As awareness and transparency regarding the chemical composition of makeup has increased, big corporations have raced to cash out on the ‘natural beauty’ movement. It should come as no surprise that these profit centric companies use the “natural”, “sustainable”, and “ecofriendly” labels callously and with little actual concern for the environment. Recent trends in the industry have shown brands doing the bare minimum, by keeping the harmful chemicals, but adding one or two organic ingredients and plastering a misleading label on the packaging. Moreover, ‘natural’ ingredients can be just as problematic as their chemical counterparts. The FDA stated, “In fact, natural ingredients may be harder to preserve against microbial contamination and growth than synthetic raw materials (…) consumers should not necessarily assume that an organic or natural ingredient or product would possess greater inherent safety than another chemically identical version of the same ingredient.”


Ironically, the exponential rise in demand for sustainable beauty products has led to widespread unsustainable production of these natural ingredients. The large scale use of organic ingredients in cosmetics involves damaging practices such as the mining of minerals and petroleum based products which not only disrupts ecosystems, but also depletes nonrenewable resources. A prime example of how destructive this façade of sustainability can be is seen with the industry’s rampant utilization of palm oil.
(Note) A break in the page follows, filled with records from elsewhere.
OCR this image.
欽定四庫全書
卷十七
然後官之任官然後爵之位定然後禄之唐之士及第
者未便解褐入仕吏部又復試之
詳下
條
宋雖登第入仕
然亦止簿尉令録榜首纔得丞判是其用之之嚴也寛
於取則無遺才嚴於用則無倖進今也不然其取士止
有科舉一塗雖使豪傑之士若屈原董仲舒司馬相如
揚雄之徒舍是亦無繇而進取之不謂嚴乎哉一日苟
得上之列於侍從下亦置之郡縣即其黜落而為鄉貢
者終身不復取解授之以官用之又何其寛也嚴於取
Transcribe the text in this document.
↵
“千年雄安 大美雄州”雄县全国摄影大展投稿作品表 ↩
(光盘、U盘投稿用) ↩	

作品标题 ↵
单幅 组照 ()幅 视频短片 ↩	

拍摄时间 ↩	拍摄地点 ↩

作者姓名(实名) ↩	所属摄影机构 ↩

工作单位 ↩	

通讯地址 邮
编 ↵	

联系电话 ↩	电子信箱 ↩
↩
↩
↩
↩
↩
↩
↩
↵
Recent years have seen brands heavily promoting the false narrative that is ‘sustainable palm oil’ as an ingredient; to put it simply, a fully sustainable method to farm palm oil does not exist. As the most widely used vegetable oil in the world, its present in everything from ice cream to soap, and you guessed it, makeup too. To match the high global demand for cheaply produced oil, acres of rainforests are being cut down at an alarming rate which endangers a wide range of ecosystems and is highly destructive towards the Earth’s climate due to the abundance of greenhouse gases released. Among the species at risk are orangutans; research indicates that the quest for palm oil has led to the deaths of an estimated 100,000 orangutans over a time period of sixteen years.


So what can you, as a consumer, do about this? There are definitely ways to both enjoy makeup for what it is and help the environment. Be aware of your purchasing habits: scan the ingredient lists before buying a product, skip out on products with excessive packaging, use biodegradable glitter for your Euphoria inspired makeup look, avoid products which contain plastic micro-beads, and look into Fair Trade practices and give back initiatives. A little due diligence on an average consumer’s part goes a long way and might push companies within the industry towards actual environment friendly practices. Let’s be a little more mindful of our summer 2020 beauty hauls and do our part for a cleaner and greener future.